Everything was delicious, which is great - the place hired a new cook recently whom we had to tell to bring the freaking heat and ma la. He’s on it now
Last night we tried out a new restaurant in the hood, week two of their quiet opening. It was a real pleasure that they had their food and staff ready to go and everything from the menu and bar was available. After the recent loss of our local bar hangout (it closed), we have been looking for a comfortable new spot and I think we found it. Drinks were an Old Fashioned (fig infused rye and walnut bitters) and a Manhattan (that got a splash of chartreuse for a nice change); we started with a few fresh baked pretzel bits while enjoying our cocktails.
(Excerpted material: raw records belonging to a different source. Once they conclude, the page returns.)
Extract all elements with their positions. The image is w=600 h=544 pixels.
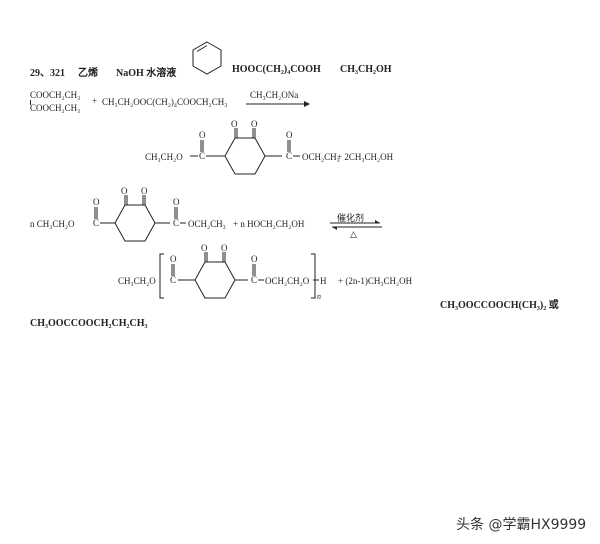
condition-heat: △ (350, 229, 357, 239)
carbonyl-c-right: C (286, 151, 292, 161)
polymer-repeat-n: n (317, 292, 321, 301)
answer-adipic-acid: HOOC(CH₂)₄COOH (232, 64, 321, 75)
answer-ethene: 乙烯 (78, 68, 98, 79)
cyclohexene-structure (192, 41, 222, 75)
carbonyl-o-right: O (251, 254, 258, 264)
carbonyl-o-left: O (199, 130, 206, 140)
isomer-answer-a: CH₃OOCCOOCH(CH₃)₂ 或 (440, 300, 559, 311)
carbonyl-c-right: C (251, 275, 257, 285)
reactant2-ethoxy-right: OCH₂CH₃ (188, 219, 226, 229)
ketone-o-right: O (141, 186, 148, 196)
polymer-chain-oxy: OCH₂CH₂O (265, 276, 310, 286)
reactant2-n-ethoxy: n CH₃CH₂O (30, 219, 75, 229)
condition-sodium-ethoxide: CH₃CH₂ONa (250, 90, 299, 100)
product1-byproduct: + 2CH₃CH₂OH (337, 152, 394, 162)
carbonyl-o-left: O (170, 254, 177, 264)
equilibrium-arrow (330, 220, 382, 230)
reactant2-ethylene-glycol: + n HOCH₂CH₂OH (233, 219, 305, 229)
condition-catalyst: 催化剂 (337, 213, 365, 223)
carbonyl-o-right: O (173, 197, 180, 207)
answer-reagent: NaOH 水溶液 (116, 68, 177, 79)
carbonyl-c-left: C (170, 275, 176, 285)
polymer-structure: O O C O C O (159, 243, 319, 299)
carbonyl-c-left: C (199, 151, 205, 161)
diethyl-adipate: CH₃CH₂OOC(CH₂)₄COOCH₂CH₃ (102, 97, 228, 107)
plus-sign: + (92, 96, 98, 106)
oxalate-bottom: COOCH₂CH₃ (30, 103, 81, 113)
polymer-end-left: CH₃CH₂O (118, 276, 156, 286)
product1-ethoxy-right: OCH₂CH₃ (302, 152, 340, 162)
ketone-o-left: O (231, 119, 238, 129)
product1-ring-structure: O O C O C O (190, 119, 300, 175)
polymer-end-h: H (320, 276, 327, 286)
carbonyl-c-left: C (93, 218, 99, 228)
question-number: 29、321 (30, 68, 65, 79)
oxalate-bond (30, 100, 31, 105)
ketone-o-right: O (221, 243, 228, 253)
polymer-byproduct: + (2n-1)CH₃CH₂OH (338, 276, 413, 286)
reactant2-ring-structure: O O C O C O (93, 186, 186, 242)
reaction-arrow (246, 101, 310, 107)
oxalate-top: COOCH₂CH₃ (30, 90, 81, 100)
ketone-o-left: O (121, 186, 128, 196)
ketone-o-right: O (251, 119, 258, 129)
product1-ethoxy-left: CH₃CH₂O (145, 152, 183, 162)
carbonyl-o-right: O (286, 130, 293, 140)
answer-ethanol: CH₃CH₂OH (340, 64, 392, 75)
watermark-text: 头条 @学霸HX9999 (456, 517, 587, 533)
carbonyl-o-left: O (93, 197, 100, 207)
isomer-answer-b: CH₃OOCCOOCH₂CH₂CH₃ (30, 318, 148, 329)
ketone-o-left: O (201, 243, 208, 253)
carbonyl-c-right: C (173, 218, 179, 228)
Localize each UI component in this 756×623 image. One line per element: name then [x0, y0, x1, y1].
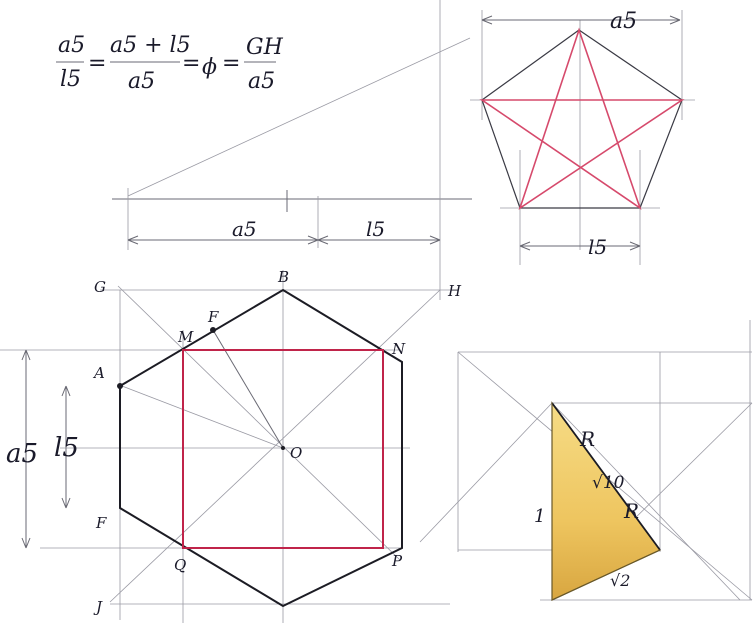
- tri-label-1: 1: [534, 506, 545, 527]
- triangle-base-side: [551, 549, 661, 601]
- pentagon-label-a5: a5: [610, 9, 637, 34]
- tri-diagonal-2: [419, 402, 553, 543]
- formula-frac1-denominator: l5: [60, 67, 81, 92]
- pentagon-dim-bottom-arrows: [519, 241, 641, 251]
- diagonal-construction-line: [127, 37, 471, 197]
- formula-frac2-numerator: a5 + l5: [110, 33, 191, 58]
- formula-phi: ϕ: [202, 55, 217, 80]
- point-F-top: [210, 327, 216, 333]
- tri-label-R1: R: [579, 427, 595, 451]
- golden-triangle: [551, 401, 661, 601]
- sqrt-triangle-construction: R √10 R 1 √2: [419, 320, 753, 601]
- formula-equals-3: =: [222, 51, 240, 76]
- segment-label-l5: l5: [366, 217, 385, 241]
- pentagram-star: [479, 27, 685, 211]
- hex-diagonal-HJ: [109, 289, 441, 603]
- label-H: H: [447, 282, 462, 300]
- hex-diagonal-GP: [117, 285, 401, 561]
- label-P: P: [391, 552, 403, 570]
- pentagon-label-l5: l5: [588, 235, 607, 259]
- formula-frac2-denominator: a5: [128, 69, 155, 94]
- hex-dim-a5-arrows: [21, 349, 31, 549]
- golden-segment-construction: a5 l5: [112, 0, 472, 300]
- tri-label-sqrt2: √2: [610, 571, 630, 590]
- label-O: O: [290, 444, 302, 462]
- formula-frac1-numerator: a5: [58, 33, 85, 58]
- hexagon-square-construction: a5 l5 G B H F M N A O F Q P J: [0, 268, 462, 623]
- pentagon-dim-top-arrows: [481, 15, 681, 25]
- dimension-arrows-a5: [127, 235, 319, 245]
- hex-radius-AO: [121, 385, 284, 449]
- formula-frac3-denominator: a5: [248, 69, 275, 94]
- label-J: J: [93, 598, 103, 616]
- point-O: [281, 446, 285, 450]
- label-N: N: [391, 340, 406, 358]
- label-B: B: [277, 268, 289, 286]
- hex-dim-l5-arrows: [61, 385, 71, 509]
- label-Q: Q: [174, 556, 186, 574]
- point-A: [117, 383, 123, 389]
- hex-label-a5: a5: [6, 439, 38, 469]
- golden-ratio-formula: a5 l5 = a5 + l5 a5 = ϕ = GH a5: [56, 33, 284, 94]
- pentagon-outline: [481, 29, 683, 209]
- label-F-top: F: [207, 308, 219, 326]
- tri-diagonal-4: [551, 402, 741, 601]
- label-M: M: [177, 328, 194, 346]
- segment-label-a5: a5: [232, 217, 257, 241]
- tri-label-sqrt10: √10: [592, 473, 625, 493]
- formula-frac3-numerator: GH: [246, 35, 284, 60]
- tri-label-R2: R: [623, 499, 639, 523]
- formula-equals-2: =: [182, 51, 200, 76]
- triangle-hypotenuse: [551, 402, 661, 551]
- inscribed-square: [182, 349, 384, 549]
- hex-label-l5: l5: [54, 433, 79, 463]
- label-G: G: [94, 278, 106, 296]
- label-A: A: [92, 364, 105, 382]
- label-F-left: F: [95, 514, 107, 532]
- formula-equals-1: =: [88, 51, 106, 76]
- dimension-arrows-l5: [317, 235, 441, 245]
- pentagon-star-construction: a5 l5: [470, 9, 695, 265]
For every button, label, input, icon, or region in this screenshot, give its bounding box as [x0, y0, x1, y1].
For dinner we shared the ribs appetizer (three very tender ribs in a spicy bbq sauce, a bit of slaw, and two tiny corn muffins), roasted cauliflower (three colors of cauliflower, lemon, zatar, thin sliced almonds), and a spicy Italian flat bread (ricotta, sausage, Sicilian peppers). Everything was really good and I loved the cauliflower! I can see many evenings were dinner is a nice cocktail and a big plate of roasted cauliflower.
Mom and dad did me another huge favor by watching chow pup (sorry, I can’t shake the nomenclature just yet) while I went on a job interview yesterday. I made them a huge pot of beef stew, loaded up with mushrooms, carrots, peas, and taters. Fancy stew beef from Whole Foods, shallots, garlic, red wine, butter, olive oil and thyme all made their way into the pot. Served on top of pappardelle - they ate it up for lunch yesterday and today.
Dinner last night for them was gorgeous grilled halibut on sale at Whole Foods ($20 from the usual $29/lb) eaten Korean-style, wrapped up in ssam (romaine), with bean-y brown rice and dabbed with gochijang/daenjang/sesame oil. Mom made a Korean-ish cabbage soup that went quite well with the meal.
Lurvvv roasted cauli. My favorite prep for it by far.
Dayum! It all looks amazing. Of course I can’t eat most of it, but a girl can dream
I can’t Like this 50 times, can I? I thought not.
WFD: Tonight’s meal has nothing to do with Grace Young’s Wok Wednesday FB group to which I belong, but everything to do with the techniques I’ve learned from GY and Fuchsia Dunlop. The group cooks certain scheduled recipes from Grace’s Stir-Frying To the Sky’s Edge. This week is a shrimp recipe I’ve cooked in the past but would have made tonight except for my quest for wild shrimp, not farmed. Wild shrimp mail order are out there but you know…shipping shrimp? I’m just Yankee enough not to do that.
Stir-fried Chilli Pork. Ingredients: soy sauce; mirin; hoisin sauce; sesame oil; dried chilli flakes; boneless pork chops sliced in thin strips ; minced garlic; Thai bird chillies, and crushed red pepper flakes; scallions; dry-roasted peanuts
Spicy Stir-Fried Zucchini and Bean Sprouts. Ingredients: toasted sesame oil; a pinch of Kosher salt; garlic chili paste; grated ginger. Chopped cilantro over top
Steamed Basmati
Dinner tonight is a beautiful 2 lb skin on fillet of Scottish salmon. I will serve it with spanikopita, heavy on the spinach not so much phyllo, herbed baby white potatoes, and some carrots I purchased at the Farmer’s market this weekend. I love it when we have “family” dinner in the middle of the week with all four of us around the table.